Peki, ordoliberalizm diğer kapitalizm türlerinden ne gibi farklılıklar içeriyor? Öncelikle, ordoliberalizm devletin piyasaların işlemesinde düzenleme ve denetleme anlamında temel bir rolü olduğunu baştan ve kesinkes kabul ediyor. Bu görüş aynı zamanda piyasaların güçlü anti-rekabet kurallarına tabii olmasını da beraberinde getiriyor. Kural-bazlı bir ekonomik sistemin diğer ekonomik aktörlerin etkisine ve nüfuzuna kapalı olması da şart. Ancak bu aynı zamanda (hanehalklarının da bir ekonomik aktör olduğunu dikkate alırsak) kurallarla çatışırsa halkların demokratik taleplerinin de (Yunanistan örneğinde olduğu gibi) göz ardı edilebileceği anlamına geliyor. Ordoliberalizm (biraz da tarihsel nedenlerle) enflasyonun kontrolüne özellikle ağırlık veriyor. Nitekim, Avrupa Merkez Bankası’nın (ve öncesinde de Bundesbank’ın) temel amacı fiyat istikrarının sağlanması olarak belirlenmiş durumda.
Ordoliberalizm son küresel krizde neoliberal ekonomilerin kurtarma aracı haline gelen (özellikle parasal ağırlıklı) Keynezyen politikalara da kapalı. Savaş sonrası Almanya iktisat tarihine bakıldığında da, 1965-73 arasındaki kısa bir dönem haricinde, Keynezyen politikaların hiç bir zaman uygulanmadığı görülüyor.

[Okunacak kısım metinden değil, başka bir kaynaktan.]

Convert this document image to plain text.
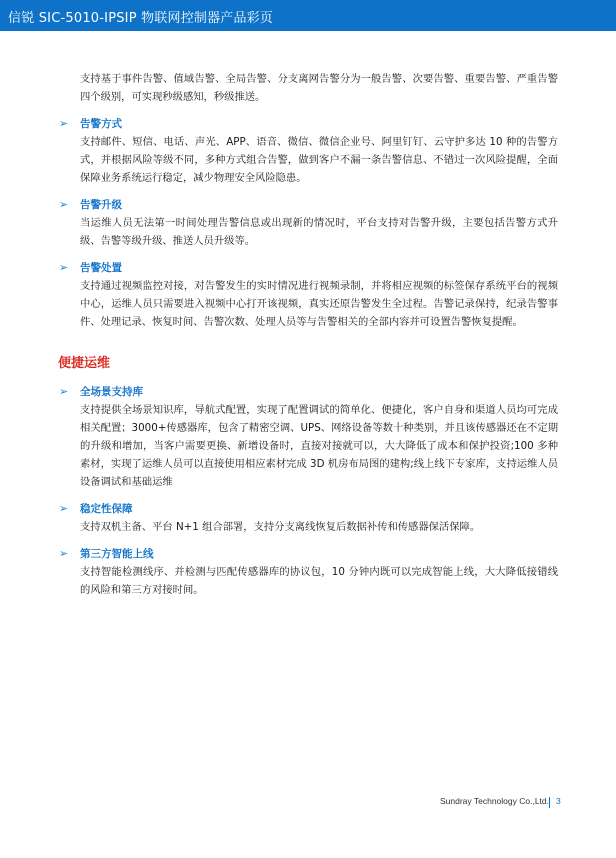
信锐 SIC-5010-IPSIP 物联网控制器产品彩页

支持基于事件告警、值域告警、全局告警、分支离网告警分为一般告警、次要告警、重要告警、严重告警四个级别，可实现秒级感知，秒级推送。

➢ 告警方式

支持邮件、短信、电话、声光、APP、语音、微信、微信企业号、阿里钉钉、云守护多达 10 种的告警方式，并根据风险等级不同，多种方式组合告警，做到客户不漏一条告警信息、不错过一次风险提醒，全面保障业务系统运行稳定，减少物理安全风险隐患。

➢ 告警升级

当运维人员无法第一时间处理告警信息或出现新的情况时，平台支持对告警升级，主要包括告警方式升级、告警等级升级、推送人员升级等。

➢ 告警处置

支持通过视频监控对接，对告警发生的实时情况进行视频录制，并将相应视频的标签保存系统平台的视频中心，运维人员只需要进入视频中心打开该视频，真实还原告警发生全过程。告警记录保持，纪录告警事件、处理记录、恢复时间、告警次数、处理人员等与告警相关的全部内容并可设置告警恢复提醒。

便捷运维
➢ 全场景支持库

支持提供全场景知识库，导航式配置，实现了配置调试的简单化、便捷化，客户自身和渠道人员均可完成相关配置；3000+传感器库，包含了精密空调、UPS、网络设备等数十种类别，并且该传感器还在不定期的升级和增加，当客户需要更换、新增设备时，直接对接就可以，大大降低了成本和保护投资;100 多种素材，实现了运维人员可以直接使用相应素材完成 3D 机房布局图的建构;线上线下专家库，支持运维人员设备调试和基础运维

➢ 稳定性保障

支持双机主备、平台 N+1 组合部署，支持分支离线恢复后数据补传和传感器保活保障。

➢ 第三方智能上线

支持智能检测线序、并检测与匹配传感器库的协议包，10 分钟内既可以完成智能上线，大大降低接错线的风险和第三方对接时间。

Sundray Technology Co.,Ltd. 3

Bugünden ileriye bakarsak, bir ekonomik sistemin diğerlerine üstünlük sağlayabilmesi için bugüne kadar ne kadar başarılı olduğundan çok, farklı kültürel sistemlere ve gelişen piyasa koşullarına ne kadar adapte olabildiğine bakmak gerekiyor. Ordoliberalizmin bugüne kadar farklı kültürel sistemlere esneklik gösterme konusunda sınıfta kaldığı söylenebilir. Unutmayalım ki, esnek olmayan bir madde kırılmaya çok daha müsaittir. (Gerçekleşirse, Grexit de böyle bir kırılma olacaktır.) Öte yandan, kural bazlı ve anti-rekabetçi yaklaşımı ile ekonomide öngörünürlüğü artırması, çeşitli çıkar gruplarının nüfuzunu önlemiş olması ve ekonomik rantı minimize etmesi, diğer sistemlere göre Alman sistemine bariz bir üstünlük sağlıyor ve sağlamaya da devam edecektir.